Wi-Fi -RADIUS authentication doesn't failover to the secondary server

Hey All,

I'm having a peculiar issue where Sophos XG fails to detect the primary RADIUS server is offline and finally failover to the secondary server for wireless authentication.

Configuration

  • XG135 (SFOS 17.5.7 MR-7.HF062020.1)
  • RAD-1 - Server 2016 (Member Server, NPS) - Running on ESXI (On-Site)
  • RAD-2 - Server 2016 (Member Server, NPS) - Running in Azure
  • Client Machine (Windows 10 Pro)

With either server individually set as the primary RADIUS authentication server, I can connect to the Wi-Fi network with a client machine no problem at all.

Testing Failover

To simulate a failure of the premise RAD-1 server, I went into ESXI and proceeded to suspended the machine and then attempted to connect to the Wi-Fi using the same client machine.
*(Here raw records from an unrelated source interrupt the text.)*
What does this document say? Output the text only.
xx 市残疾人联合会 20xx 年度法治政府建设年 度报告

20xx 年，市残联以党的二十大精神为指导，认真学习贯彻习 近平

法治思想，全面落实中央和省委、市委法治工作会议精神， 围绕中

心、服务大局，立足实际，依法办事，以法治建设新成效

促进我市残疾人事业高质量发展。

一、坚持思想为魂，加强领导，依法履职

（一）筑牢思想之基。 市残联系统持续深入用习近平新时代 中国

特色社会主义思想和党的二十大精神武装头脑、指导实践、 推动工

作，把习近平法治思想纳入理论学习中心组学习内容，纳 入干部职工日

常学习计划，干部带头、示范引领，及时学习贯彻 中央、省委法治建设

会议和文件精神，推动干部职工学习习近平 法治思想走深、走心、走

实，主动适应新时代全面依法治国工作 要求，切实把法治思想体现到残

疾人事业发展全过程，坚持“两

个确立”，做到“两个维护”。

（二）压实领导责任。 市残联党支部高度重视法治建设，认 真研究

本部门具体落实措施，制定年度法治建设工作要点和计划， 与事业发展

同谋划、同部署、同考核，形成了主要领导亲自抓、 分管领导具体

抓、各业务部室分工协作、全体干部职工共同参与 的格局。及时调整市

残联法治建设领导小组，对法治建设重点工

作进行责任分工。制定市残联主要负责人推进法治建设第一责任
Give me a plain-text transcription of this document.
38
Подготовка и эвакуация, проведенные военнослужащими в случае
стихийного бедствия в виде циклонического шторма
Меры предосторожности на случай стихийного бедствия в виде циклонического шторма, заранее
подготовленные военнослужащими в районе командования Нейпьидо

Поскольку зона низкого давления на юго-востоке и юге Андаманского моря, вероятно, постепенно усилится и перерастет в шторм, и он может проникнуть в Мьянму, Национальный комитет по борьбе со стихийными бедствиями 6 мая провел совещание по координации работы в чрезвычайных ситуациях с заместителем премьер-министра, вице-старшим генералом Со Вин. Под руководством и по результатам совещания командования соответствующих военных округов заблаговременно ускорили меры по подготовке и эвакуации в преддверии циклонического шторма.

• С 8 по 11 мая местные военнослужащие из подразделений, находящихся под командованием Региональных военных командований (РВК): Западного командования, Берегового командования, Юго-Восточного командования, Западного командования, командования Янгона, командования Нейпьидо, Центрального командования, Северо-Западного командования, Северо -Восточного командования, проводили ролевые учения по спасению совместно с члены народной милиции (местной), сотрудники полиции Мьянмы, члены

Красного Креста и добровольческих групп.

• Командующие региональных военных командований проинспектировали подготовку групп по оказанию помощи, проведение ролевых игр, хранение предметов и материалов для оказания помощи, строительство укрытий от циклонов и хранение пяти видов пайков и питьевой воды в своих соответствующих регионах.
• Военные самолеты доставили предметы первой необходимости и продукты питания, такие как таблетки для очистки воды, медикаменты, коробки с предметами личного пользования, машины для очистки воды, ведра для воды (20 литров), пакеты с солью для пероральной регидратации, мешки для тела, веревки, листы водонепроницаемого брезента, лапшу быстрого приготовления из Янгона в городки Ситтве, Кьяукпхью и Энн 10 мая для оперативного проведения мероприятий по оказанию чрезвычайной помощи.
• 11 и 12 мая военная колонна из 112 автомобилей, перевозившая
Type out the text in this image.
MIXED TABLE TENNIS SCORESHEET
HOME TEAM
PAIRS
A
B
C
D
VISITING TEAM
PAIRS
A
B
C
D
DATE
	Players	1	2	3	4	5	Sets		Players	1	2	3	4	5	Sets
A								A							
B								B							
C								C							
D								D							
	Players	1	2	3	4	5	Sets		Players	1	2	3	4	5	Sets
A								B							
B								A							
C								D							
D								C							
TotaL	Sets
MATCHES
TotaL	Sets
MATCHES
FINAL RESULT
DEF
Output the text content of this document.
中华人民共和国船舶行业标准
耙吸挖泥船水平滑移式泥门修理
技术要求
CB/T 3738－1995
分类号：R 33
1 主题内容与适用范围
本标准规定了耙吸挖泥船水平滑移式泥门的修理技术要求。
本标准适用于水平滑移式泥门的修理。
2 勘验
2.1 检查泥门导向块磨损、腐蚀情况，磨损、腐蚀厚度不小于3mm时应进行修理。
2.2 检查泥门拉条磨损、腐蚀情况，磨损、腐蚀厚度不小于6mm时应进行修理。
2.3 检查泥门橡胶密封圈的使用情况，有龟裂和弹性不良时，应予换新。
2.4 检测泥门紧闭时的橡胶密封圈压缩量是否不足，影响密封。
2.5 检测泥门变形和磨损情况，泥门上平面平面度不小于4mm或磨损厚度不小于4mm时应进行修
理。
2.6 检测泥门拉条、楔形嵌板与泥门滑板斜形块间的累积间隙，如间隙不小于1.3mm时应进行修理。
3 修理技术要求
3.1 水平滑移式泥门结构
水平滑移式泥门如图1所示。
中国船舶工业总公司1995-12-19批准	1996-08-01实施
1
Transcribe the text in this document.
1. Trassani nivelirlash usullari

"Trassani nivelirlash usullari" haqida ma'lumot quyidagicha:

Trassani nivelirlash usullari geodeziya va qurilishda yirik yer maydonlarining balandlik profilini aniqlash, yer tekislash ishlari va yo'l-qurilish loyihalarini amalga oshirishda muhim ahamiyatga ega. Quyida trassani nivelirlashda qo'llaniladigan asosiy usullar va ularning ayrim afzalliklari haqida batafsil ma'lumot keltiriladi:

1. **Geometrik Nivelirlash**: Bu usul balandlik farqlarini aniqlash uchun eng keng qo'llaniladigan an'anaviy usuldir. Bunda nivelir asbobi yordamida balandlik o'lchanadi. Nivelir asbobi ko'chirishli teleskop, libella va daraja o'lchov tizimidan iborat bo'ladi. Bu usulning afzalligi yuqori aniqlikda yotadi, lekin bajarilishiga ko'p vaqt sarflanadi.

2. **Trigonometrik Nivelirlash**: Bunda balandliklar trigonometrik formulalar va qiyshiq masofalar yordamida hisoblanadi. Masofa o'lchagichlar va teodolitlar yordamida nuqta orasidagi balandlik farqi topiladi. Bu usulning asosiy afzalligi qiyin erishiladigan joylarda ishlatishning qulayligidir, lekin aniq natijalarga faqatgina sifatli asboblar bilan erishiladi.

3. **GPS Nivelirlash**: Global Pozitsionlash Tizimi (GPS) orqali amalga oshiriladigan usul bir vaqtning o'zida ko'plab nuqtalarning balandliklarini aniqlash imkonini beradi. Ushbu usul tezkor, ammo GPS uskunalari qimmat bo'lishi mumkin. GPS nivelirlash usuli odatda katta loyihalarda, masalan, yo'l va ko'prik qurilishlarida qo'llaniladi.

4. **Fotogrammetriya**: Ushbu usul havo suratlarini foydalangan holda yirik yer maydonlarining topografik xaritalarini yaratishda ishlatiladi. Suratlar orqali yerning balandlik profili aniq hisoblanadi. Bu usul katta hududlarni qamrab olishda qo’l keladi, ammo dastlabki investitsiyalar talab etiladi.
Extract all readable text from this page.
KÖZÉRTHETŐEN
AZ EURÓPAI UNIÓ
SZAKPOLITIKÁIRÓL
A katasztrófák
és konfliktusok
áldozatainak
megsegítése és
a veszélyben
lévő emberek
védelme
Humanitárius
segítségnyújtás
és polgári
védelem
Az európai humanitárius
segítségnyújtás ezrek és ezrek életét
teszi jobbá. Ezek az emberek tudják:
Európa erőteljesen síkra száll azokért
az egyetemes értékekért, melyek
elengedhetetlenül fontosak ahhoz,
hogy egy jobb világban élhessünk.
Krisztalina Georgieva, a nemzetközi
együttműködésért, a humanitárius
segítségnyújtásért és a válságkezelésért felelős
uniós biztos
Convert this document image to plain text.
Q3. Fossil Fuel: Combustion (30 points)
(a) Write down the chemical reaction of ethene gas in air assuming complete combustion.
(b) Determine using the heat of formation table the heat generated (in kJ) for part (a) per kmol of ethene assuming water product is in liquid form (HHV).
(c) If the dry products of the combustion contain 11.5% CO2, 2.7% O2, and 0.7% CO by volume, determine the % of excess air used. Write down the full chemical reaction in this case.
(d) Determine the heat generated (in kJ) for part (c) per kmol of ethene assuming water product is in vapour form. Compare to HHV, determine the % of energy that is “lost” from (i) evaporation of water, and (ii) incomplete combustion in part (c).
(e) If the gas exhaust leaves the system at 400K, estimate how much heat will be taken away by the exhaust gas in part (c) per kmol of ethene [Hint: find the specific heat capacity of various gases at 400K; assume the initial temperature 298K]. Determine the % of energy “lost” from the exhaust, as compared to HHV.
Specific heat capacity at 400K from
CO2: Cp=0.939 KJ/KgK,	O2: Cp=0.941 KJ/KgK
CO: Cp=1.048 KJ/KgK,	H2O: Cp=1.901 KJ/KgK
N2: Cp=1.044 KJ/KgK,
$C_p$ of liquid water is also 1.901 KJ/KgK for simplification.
The behavior observed on the client machine is I continue to receive "Can't connect to this network".

Multiple attempts yield the same result even after 10 to 15 minutes.

If I manually set the RAD-2 as the primary while the RAD-1 system is still suspended, the client machine is able to connect as expected.

I've been playing around with this for a while now and am not sure what's going on here. Packet captures show Sophos sending out ARP-NDP requests to the RAD-1 IP address but never receives a response which is expected.

This issue has been observed on both this XG135 and a XG310 I deployed at another site with a similar configuration for Wi-Fi.

Any ideas on what might be going on here?